On Tuesday, the Sacramento Police Department released the county coroner’s office’s report on the autopsy of Stephon Clark, the 22-year-old, unarmed black man shot and killed in his grandparents’ backyard in March by local police officers. The results, however, are in conflict with the findings of a private autopsy commissioned by Clark’s family. The big question is why.
The private autopsy conducted on the family’s behalf found that Clark was hit predominately from behind after a bullet that struck him in the left side spun him around and exposed his back to further gunfire from police. Clark, who was standing on a patio attached to the house when he was shot, was facing the house with his left side exposed to officers when he was first hit, Bennet Omalu, the forensic pathologist who conducted the autopsy, said at a March press conference: “The proposition that has been presented that he was assailing the officers, meaning he was facing the officers, is inconsistent with the prevailing forensic evidence.”
An outside pathologist the coroner’s office enlisted to review its own medical findings, however, determined that Clark was first struck in his left thigh while walking toward officers and that he was hit predominately from his right side—not from behind, as Omalu argued. Omalu said in March he believes the bullet that pierced Clark’s thigh was the last bullet to strike him. The coroner’s office also found that Clark was hit by seven bullets, not eight, and that he had traces of marijuana, cocaine, and codeine in his system.
I spoke with Judy Melinek, a forensic pathologist who has conducted more than 2,500 autopsies and testified in more than 150 legal cases, about how two examinations of the same body might produce such different conclusions.
One key reason, Melinek says, is that the initial autopsy can result in changes to the body that make it more difficult for a second examiner to interpret whether a given wound is an entry or exit wound—or whether a wound was created by a bullet at all—without access to photographs, X-rays, and other records of what the body looked like before the first autopsy.

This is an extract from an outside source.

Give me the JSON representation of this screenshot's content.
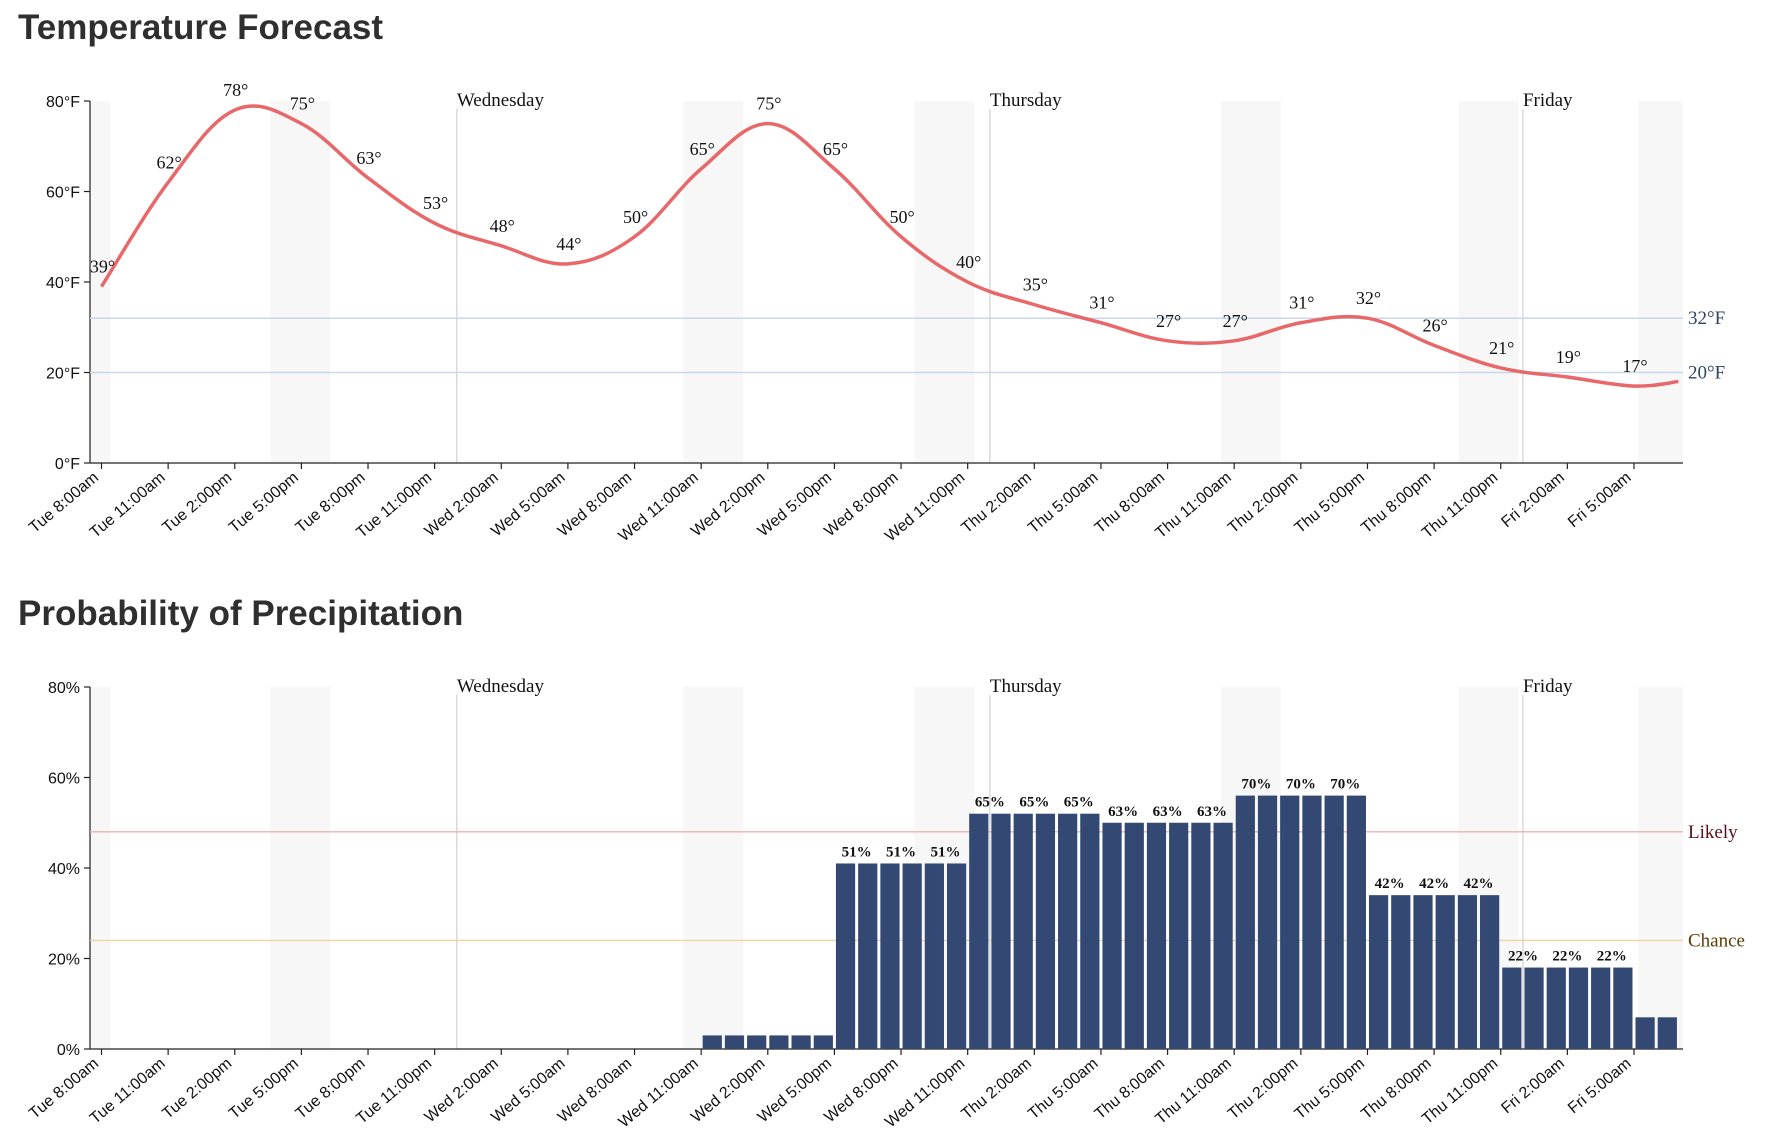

“The first pathologist cuts into the wounds. They will remove any bullets, slice open the wound tracks, and could create new wounds that look like gunshot wounds, but they’re not,” says Melinek. That can lead to discrepancies between autopsies regarding how many bullets struck a subject and in what direction the gunshots traveled through the body.

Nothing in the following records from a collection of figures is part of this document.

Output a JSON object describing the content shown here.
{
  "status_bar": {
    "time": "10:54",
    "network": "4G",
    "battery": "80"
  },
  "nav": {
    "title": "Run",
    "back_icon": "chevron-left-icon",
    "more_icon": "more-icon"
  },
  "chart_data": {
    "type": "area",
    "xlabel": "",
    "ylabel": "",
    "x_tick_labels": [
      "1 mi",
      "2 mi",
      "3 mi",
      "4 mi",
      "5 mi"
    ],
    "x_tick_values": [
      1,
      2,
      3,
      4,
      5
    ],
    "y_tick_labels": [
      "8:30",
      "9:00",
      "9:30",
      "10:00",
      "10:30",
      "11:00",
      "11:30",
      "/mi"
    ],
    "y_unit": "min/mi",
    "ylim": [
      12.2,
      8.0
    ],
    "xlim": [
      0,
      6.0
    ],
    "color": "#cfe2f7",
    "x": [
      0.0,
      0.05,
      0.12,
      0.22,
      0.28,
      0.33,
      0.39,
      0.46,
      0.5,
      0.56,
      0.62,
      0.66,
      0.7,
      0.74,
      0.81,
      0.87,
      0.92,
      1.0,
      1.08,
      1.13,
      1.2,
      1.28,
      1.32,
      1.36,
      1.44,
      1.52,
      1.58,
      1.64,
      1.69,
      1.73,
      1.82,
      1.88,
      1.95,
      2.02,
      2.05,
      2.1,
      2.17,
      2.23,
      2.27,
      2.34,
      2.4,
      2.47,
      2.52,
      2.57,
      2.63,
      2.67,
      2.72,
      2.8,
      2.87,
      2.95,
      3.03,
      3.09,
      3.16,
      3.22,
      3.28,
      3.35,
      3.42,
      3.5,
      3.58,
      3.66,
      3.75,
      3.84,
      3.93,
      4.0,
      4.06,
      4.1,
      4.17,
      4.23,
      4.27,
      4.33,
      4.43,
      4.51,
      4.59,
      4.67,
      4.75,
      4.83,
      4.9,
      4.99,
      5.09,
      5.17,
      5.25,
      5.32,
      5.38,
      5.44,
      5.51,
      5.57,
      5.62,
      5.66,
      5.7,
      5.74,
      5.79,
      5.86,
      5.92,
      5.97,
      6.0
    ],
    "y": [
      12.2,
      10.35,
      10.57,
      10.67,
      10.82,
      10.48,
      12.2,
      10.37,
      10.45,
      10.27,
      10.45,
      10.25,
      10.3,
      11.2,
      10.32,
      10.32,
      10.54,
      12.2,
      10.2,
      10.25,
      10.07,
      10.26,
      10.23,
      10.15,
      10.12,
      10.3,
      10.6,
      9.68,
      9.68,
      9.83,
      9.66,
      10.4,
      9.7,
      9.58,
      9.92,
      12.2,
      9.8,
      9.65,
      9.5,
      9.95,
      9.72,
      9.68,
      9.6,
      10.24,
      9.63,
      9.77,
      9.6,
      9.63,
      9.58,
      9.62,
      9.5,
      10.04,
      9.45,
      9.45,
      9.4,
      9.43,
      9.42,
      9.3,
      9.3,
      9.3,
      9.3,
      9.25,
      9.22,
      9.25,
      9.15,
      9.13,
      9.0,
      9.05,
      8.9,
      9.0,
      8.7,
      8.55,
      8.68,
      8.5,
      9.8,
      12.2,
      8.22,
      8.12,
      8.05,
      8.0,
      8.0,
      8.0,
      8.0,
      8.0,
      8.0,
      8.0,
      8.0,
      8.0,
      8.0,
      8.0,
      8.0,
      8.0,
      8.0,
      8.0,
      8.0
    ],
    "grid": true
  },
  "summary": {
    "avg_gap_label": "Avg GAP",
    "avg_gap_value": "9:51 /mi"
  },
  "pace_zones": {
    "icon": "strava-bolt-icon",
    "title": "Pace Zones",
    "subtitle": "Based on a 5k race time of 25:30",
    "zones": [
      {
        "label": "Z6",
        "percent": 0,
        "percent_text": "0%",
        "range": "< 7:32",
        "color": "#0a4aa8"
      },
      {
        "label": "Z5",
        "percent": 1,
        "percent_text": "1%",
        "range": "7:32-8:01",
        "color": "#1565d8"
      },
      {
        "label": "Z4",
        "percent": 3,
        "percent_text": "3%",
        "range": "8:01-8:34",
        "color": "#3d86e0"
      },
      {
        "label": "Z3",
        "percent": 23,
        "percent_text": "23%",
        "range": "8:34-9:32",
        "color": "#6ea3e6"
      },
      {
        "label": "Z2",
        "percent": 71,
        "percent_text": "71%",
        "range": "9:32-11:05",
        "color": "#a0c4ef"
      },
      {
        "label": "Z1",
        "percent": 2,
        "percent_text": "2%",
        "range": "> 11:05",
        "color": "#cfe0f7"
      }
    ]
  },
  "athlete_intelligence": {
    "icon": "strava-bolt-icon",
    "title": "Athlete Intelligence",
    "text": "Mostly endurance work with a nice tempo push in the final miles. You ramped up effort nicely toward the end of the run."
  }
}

The removal of clothing from the body during the first autopsy can also pose problems for a second medical examiner. “If you’re wearing tight pants, or a tight jacket, or a do-rag on your head, the exit will look just like an entrance because the skin can’t lacerate easily. I have seen physicians make mistakes because they didn’t know the person was wearing a tight belt.”
Another pathologist, Howard Robin, further notes that the organs are detached from the body for closer examination during an initial autopsy, and are then placed in a bag and set back inside. That can create a major hurdle for a second pathologist who is looking to trace a bullet’s path through the body, Robin says, and can result in misinterpretations of the direction the bullet came from. “The most important thing when doing gunshot wound autopsies is: one bullet hole at a time; identify it as an entrance wound and then follow the trajectory of that bullet through that body,” he says. “The first person who does the autopsy certainly has an advantage over the second person.”

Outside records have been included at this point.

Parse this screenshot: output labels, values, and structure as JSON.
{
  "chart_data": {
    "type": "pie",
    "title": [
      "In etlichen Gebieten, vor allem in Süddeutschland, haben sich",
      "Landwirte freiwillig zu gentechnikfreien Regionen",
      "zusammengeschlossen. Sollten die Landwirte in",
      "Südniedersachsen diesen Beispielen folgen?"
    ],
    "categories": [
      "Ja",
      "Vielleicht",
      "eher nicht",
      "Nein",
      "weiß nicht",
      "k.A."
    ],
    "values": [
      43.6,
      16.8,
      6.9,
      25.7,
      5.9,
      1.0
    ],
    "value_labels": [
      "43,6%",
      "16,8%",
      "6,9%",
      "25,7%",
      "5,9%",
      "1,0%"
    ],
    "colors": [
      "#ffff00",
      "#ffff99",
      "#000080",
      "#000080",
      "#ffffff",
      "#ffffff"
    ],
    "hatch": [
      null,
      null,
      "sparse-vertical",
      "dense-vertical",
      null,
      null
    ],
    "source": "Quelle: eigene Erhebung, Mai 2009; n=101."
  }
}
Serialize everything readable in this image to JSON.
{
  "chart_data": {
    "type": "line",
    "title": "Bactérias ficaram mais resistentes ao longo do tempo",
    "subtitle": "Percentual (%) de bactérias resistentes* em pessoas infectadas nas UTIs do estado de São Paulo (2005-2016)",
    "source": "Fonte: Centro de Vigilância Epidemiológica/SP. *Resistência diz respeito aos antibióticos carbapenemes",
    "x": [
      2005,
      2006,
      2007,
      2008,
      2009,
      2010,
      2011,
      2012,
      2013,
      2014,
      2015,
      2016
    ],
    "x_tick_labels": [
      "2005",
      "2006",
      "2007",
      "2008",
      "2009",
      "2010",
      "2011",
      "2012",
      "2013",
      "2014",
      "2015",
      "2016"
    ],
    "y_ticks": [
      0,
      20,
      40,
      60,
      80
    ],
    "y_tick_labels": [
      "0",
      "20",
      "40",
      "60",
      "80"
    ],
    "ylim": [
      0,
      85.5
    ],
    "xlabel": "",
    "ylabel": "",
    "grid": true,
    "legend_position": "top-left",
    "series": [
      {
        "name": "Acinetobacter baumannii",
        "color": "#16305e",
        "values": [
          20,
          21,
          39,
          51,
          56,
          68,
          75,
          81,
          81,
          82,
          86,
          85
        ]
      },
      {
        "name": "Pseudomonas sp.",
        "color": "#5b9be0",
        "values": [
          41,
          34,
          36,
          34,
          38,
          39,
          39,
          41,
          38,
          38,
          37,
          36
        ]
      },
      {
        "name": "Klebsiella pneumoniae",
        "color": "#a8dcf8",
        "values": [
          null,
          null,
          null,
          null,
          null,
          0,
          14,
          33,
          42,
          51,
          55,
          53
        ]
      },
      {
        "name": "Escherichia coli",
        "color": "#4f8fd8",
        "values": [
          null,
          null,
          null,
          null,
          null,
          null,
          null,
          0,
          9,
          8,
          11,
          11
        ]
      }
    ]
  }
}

As for which bullet struck Clark first, Melinek says that’s hard to know without additional information, such as police body camera footage and witness statements that can help determine the positions of the people involved. So two experts with access to different information could reasonably come to different conclusions on that front.
In police shooting cases, the victims’ families often commission outside experts to conduct a private autopsy, separate from the official one. Howard says he recommends having outside pathologists participate in the autopsy alongside the county coroner, rather than doing a second autopsy later. However, Melinek, who has done private autopsies in the past, says that’s not always allowed by the coroner’s office. Her policy was to wait until she had access to the records from the original autopsy before producing her own report.
Attorneys for Clark’s family released the results of the family’s autopsy first, but that autopsy was actually conducted a full week after the coroner’s office completed its examination. Omalu said he used police helicopter video of Clark’s encounter with law enforcement to determine which bullet struck him first. (Body camera footage was also available at the time.) But it’s unclear whether Omalu had access to witness statements or information from the coroner’s autopsy.
Gregory Reiber, the outside pathologist who reviewed the coroner’s findings, said he believes Omalu erred in interpreting what he determined was an exit wound in the chest—from a bullet that pierced Clark from the back—as an entry wound. This, Reiber argued, led “to incorrect conclusions regarding the relative positions of the victim and the shooter.” He did not speculate about other discrepancies between the two autopsies. Melinek and Robin both declined to say which report might be more accurate. Omalu, who is known for his discovery of Chronic Traumatic Encephalopathy, defended his conclusions in an interview with the Sacramento Bee.